I happen to have a language I strongly favour, and I consider my programs are already diverse enough, even though they all got written by a single white male. I also managed to have a job in bioinformatics without installing R for quite a while. I am not riding that streak any more because a specific thing I needed to do only exists as an R package, so I learned how to use R from Perl. This merits celebration with a blog post, so I'm gonna tell you how to call R from Perl and also more generally about IPC.

The answer to the original question

Just use a library, Statistics::R. The code that prompted the post is here, but the interesting part is how Statistics::R works. It starts R - getting the executable from path like it should - in a subprocess to which it talks through STDIN and STDOUT. It's easy to get and set scalars and arrays between the languages, though not e.g. R's data frames.

Ways of IPC

Different ways, and their different complexity, is best explained by means of a meme:

As the brain expands, the ways get more elaborate and stupid. Yes, more stupid - the whole idea of calling languageX from language Y is backwards and outdated, and if you want to keep your skillset modern I advise you avoid IPC and stick to microservices. Microservices are slick and simple, you just need to:

  • create separate isolated environments for X and Y: I've heard Docker is good
  • have a program that automatically rents machines on the cloud for you: I've heard Terraform is good
  • have a program that installs stuff on machines, and prepares your environments there: I've heard Ansible is good
  • have a program that launches and runs processes in these environments: I've heard Kubernetes is good
  • let your processes talk to each other via HTTP: this requires that they're connected by a network - if you're concerned about security, I've heard that subnets are good

If you do not require a fleet of rented VMs, just pretend you do.
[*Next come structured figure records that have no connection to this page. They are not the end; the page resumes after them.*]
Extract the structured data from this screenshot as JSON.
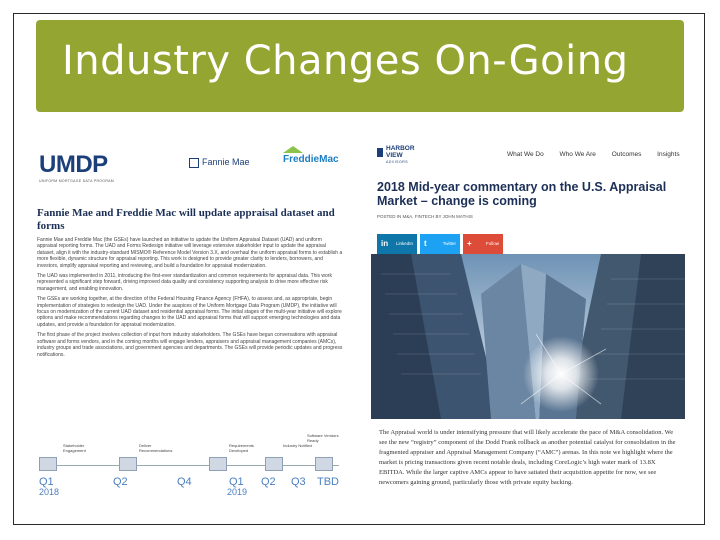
{
  "slide": {
    "title": "Industry Changes On-Going",
    "banner_color": "#94a531"
  },
  "left_panel": {
    "logos": {
      "umdp": "UMDP",
      "umdp_tagline": "UNIFORM MORTGAGE DATA PROGRAM",
      "fannie": "Fannie Mae",
      "freddie": "FreddieMac"
    },
    "heading": "Fannie Mae and Freddie Mac will update appraisal dataset and forms",
    "paragraphs": [
      "Fannie Mae and Freddie Mac (the GSEs) have launched an initiative to update the Uniform Appraisal Dataset (UAD) and uniform appraisal reporting forms. The UAD and Forms Redesign initiative will leverage extensive stakeholder input to update the appraisal dataset, align it with the industry-standard MISMO® Reference Model Version 3.X, and overhaul the uniform appraisal forms to establish a more flexible, dynamic structure for appraisal reporting. This work is designed to provide greater clarity to lenders, borrowers, and investors, simplify appraisal reporting and reviewing, and build a foundation for appraisal modernization.",
      "The UAD was implemented in 2011, introducing the first-ever standardization and common requirements for appraisal data. This work represented a significant step forward, driving improved data quality and consistency supporting analysis to drive more effective risk management, and enabling innovation.",
      "The GSEs are working together, at the direction of the Federal Housing Finance Agency (FHFA), to assess and, as appropriate, begin implementation of strategies to redesign the UAD. Under the auspices of the Uniform Mortgage Data Program (UMDP), the initiative will focus on modernization of the current UAD dataset and residential appraisal forms. The initial stages of the multi-year initiative will explore options and make recommendations regarding changes to the UAD and appraisal forms that will support emerging technologies and data updates, and provide a foundation for appraisal modernization.",
      "The first phase of the project involves collection of input from industry stakeholders. The GSEs have begun conversations with appraisal software and forms vendors, and in the coming months will engage lenders, appraisers and appraisal management companies (AMCs), industry groups and trade associations, and government agencies and departments. The GSEs will provide periodic updates and progress notifications."
    ],
    "timeline": {
      "notes": [
        "Stakeholder Engagement",
        "Deliver Recommendations",
        "Requirements Developed",
        "Industry Notified",
        "Software Vendors Ready"
      ],
      "quarters": [
        "Q1",
        "Q2",
        "Q4",
        "Q1",
        "Q2",
        "Q3",
        "TBD"
      ],
      "years": [
        "2018",
        "2019"
      ]
    }
  },
  "right_panel": {
    "brand": {
      "line1": "HARBOR",
      "line2": "VIEW",
      "line3": "ADVISORS"
    },
    "nav": [
      "What We Do",
      "Who We Are",
      "Outcomes",
      "Insights"
    ],
    "heading": "2018 Mid-year commentary on the U.S. Appraisal Market – change is coming",
    "posted": "POSTED IN M&A, FINTECH BY JOHN MATHIS",
    "share": [
      {
        "label": "LinkedIn",
        "icon": "in",
        "color": "#0e76a8"
      },
      {
        "label": "Twitter",
        "icon": "t",
        "color": "#1da1f2"
      },
      {
        "label": "Follow",
        "icon": "+",
        "color": "#dd4b39"
      }
    ],
    "article": "The Appraisal world is under intensifying pressure that will likely accelerate the pace of M&A consolidation. We see the new “registry” component of the Dodd Frank rollback as another potential catalyst for consolidation in the fragmented appraiser and Appraisal Management Company (“AMC”) arenas. In this note we highlight where the market is pricing transactions given recent notable deals, including CoreLogic’s high water mark of 13.8X EBITDA. While the larger captive AMCs appear to have satiated their acquisition appetite for now, we see newcomers gaining ground, particularly those with private equity backing."
  }
}
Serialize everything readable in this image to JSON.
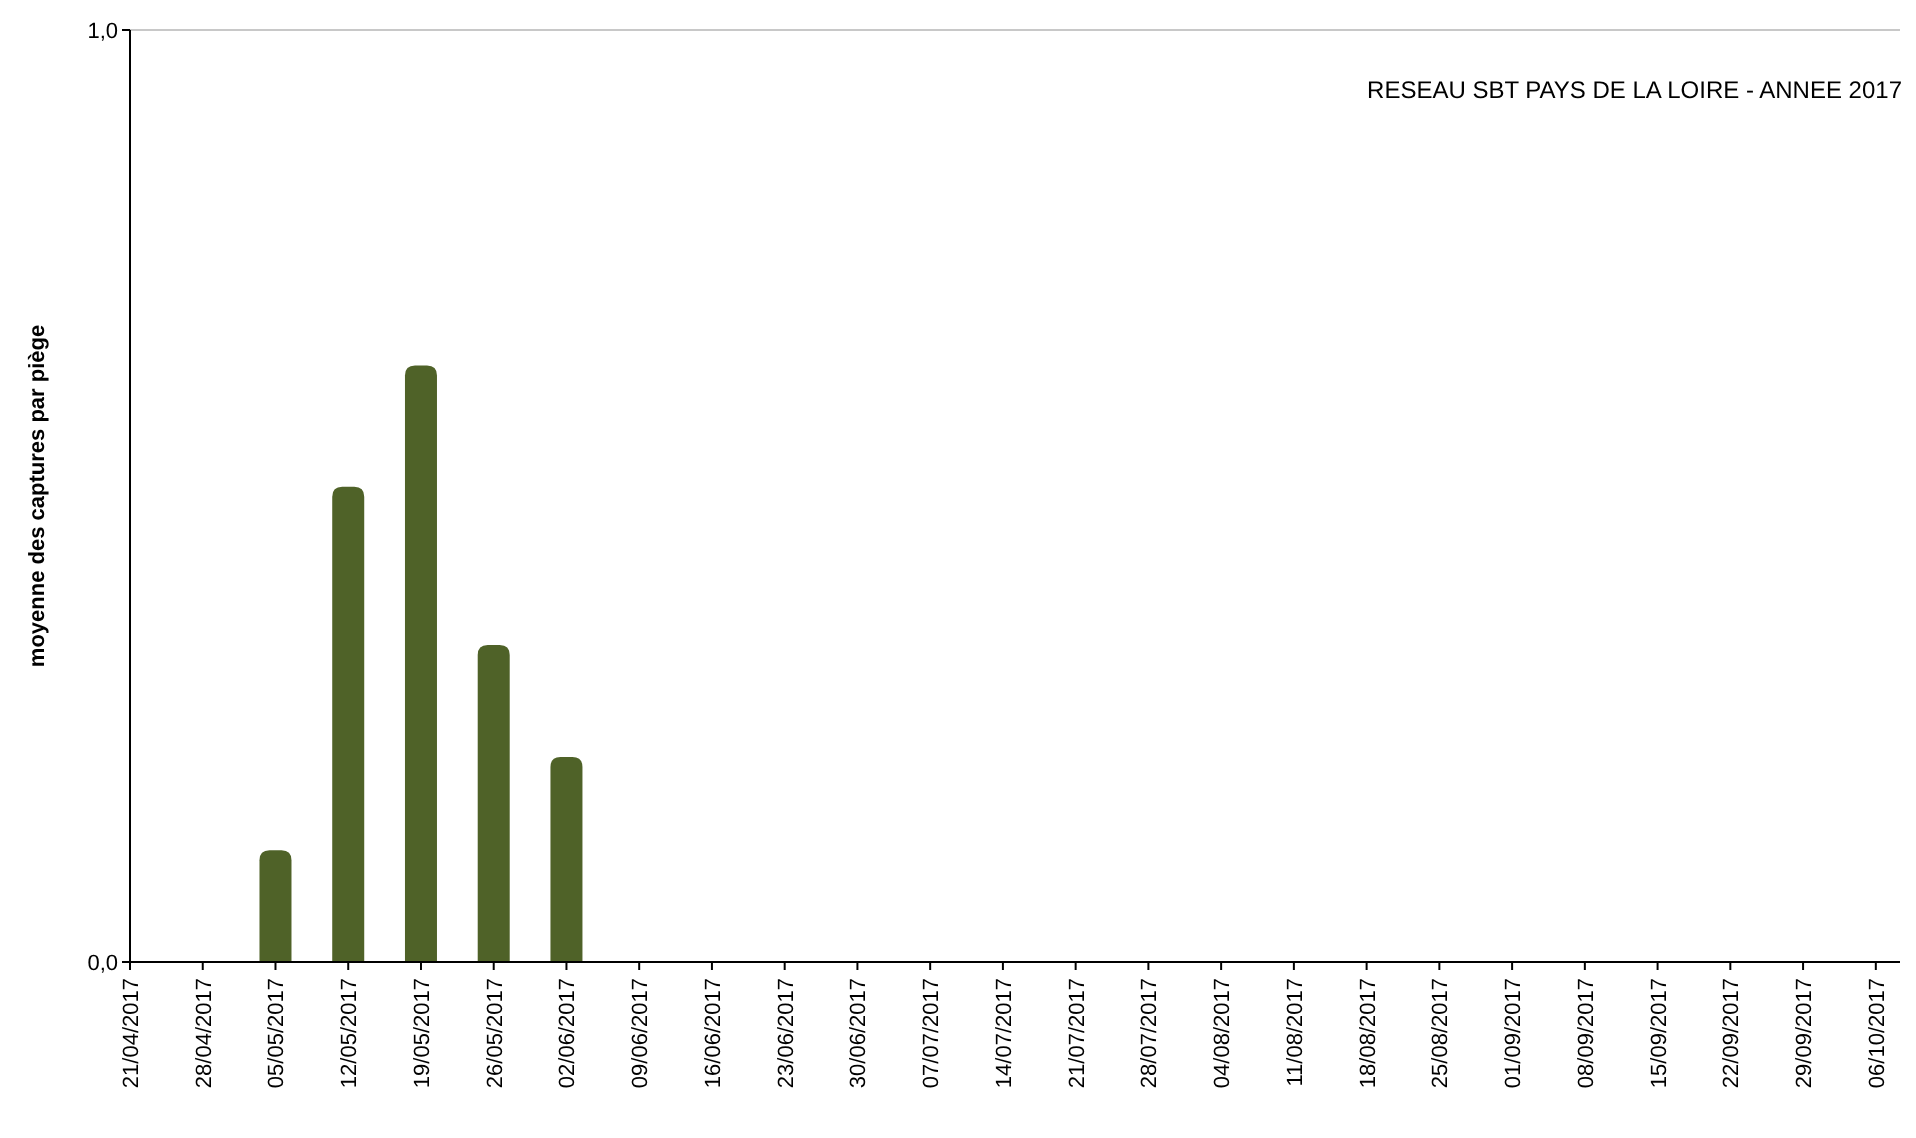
{
  "chart_data": {
    "type": "bar",
    "title": "RESEAU SBT PAYS DE LA LOIRE - ANNEE 2017",
    "ylabel": "moyenne des captures par piège",
    "categories": [
      "21/04/2017",
      "28/04/2017",
      "05/05/2017",
      "12/05/2017",
      "19/05/2017",
      "26/05/2017",
      "02/06/2017",
      "09/06/2017",
      "16/06/2017",
      "23/06/2017",
      "30/06/2017",
      "07/07/2017",
      "14/07/2017",
      "21/07/2017",
      "28/07/2017",
      "04/08/2017",
      "11/08/2017",
      "18/08/2017",
      "25/08/2017",
      "01/09/2017",
      "08/09/2017",
      "15/09/2017",
      "22/09/2017",
      "29/09/2017",
      "06/10/2017"
    ],
    "values": [
      0,
      0,
      0.12,
      0.51,
      0.64,
      0.34,
      0.22,
      0,
      0,
      0,
      0,
      0,
      0,
      0,
      0,
      0,
      0,
      0,
      0,
      0,
      0,
      0,
      0,
      0,
      0
    ],
    "color": "#4f6228",
    "ylim": [
      0,
      1
    ],
    "yticks": [
      {
        "value": 0,
        "label": "0,0"
      },
      {
        "value": 1,
        "label": "1,0"
      }
    ]
  }
}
Run Kubernetes locally via something called Minikube.

Temporary files

An old method of sending messages is through temporary files: a writing party stores them in a pre-agreed place that the recipient periodically checks. This is worth a try in a work setting, when you need to share intermediate results with another group: instead of promising you'll email someone when you're done, tell them you'll leave them a file in a certain place and suggest they set up a cron job.

You can use a similar scheme when co-ordinating two processes. By convention they should use STDIN/STDOUT, but you can also refer to a file system path in both the writer and the reader. This works nicely when the two processes run the same program, like with lock files.

Run a process, let it finish, capture STDOUT

"Shelling out" is a bit like using temporary files. Some communication happens in it, I can't really decide whether it's more or less advanced than using temporary files. It is accomplished via backticks in Perl:

# LOL terrible code don't do this
print for `ls`;

The process with your main program is a master leader, asks the OS for a temporary file handle and to start a process with an appropriate follower whose STDOUT will go to that file handle. The follower does its job performs their role and goes to rest.

Pipes

Shelling out will wait for the worker to finish, but when connected via pipe the worker will be put on hold as you read at your own pace. It's good, I do recommend.

If you start a worker controlling both its STDIN and STDOUT you can talk with it back and forth: this is how Statistics::R works. Twigging this was really helpful in understanding how I should pass data from R - it explained why I could only get stuff in at most one-dimensional data structures, i.e. vectors.

Shared memory

Ah, yes, the brain is expanding. You don't need pipes - the forty year old mechanism to orchestrate IPC by stopping your processes, batching the input and more - because you can do better. Here's your playground - give your processes some shared memory and make them read and write to the same area. If you wanna learn how to do that, you need to read some other blog because I have no idea.

What I do know is that reading arbitrary memory contents is well-supported by Perl, through packing and unpacking bytes, which could be an array of C structs laid out one after another. There's a little domain specific language for packing - if you ever need to format something to be 80 characters wide, do find out about it.

Recommendations

Just do what you need to do. If you end up with Python calling Bash calling R calling Java, and the whole thing still works, it is a sign of high DevOps skill, and will be helpful when you try get a promotion to a Senior DevOps. Sketch some diagrams, call your program a pipeline, and then put it in a Docker container. I've heard Kubernetes is good for managing these.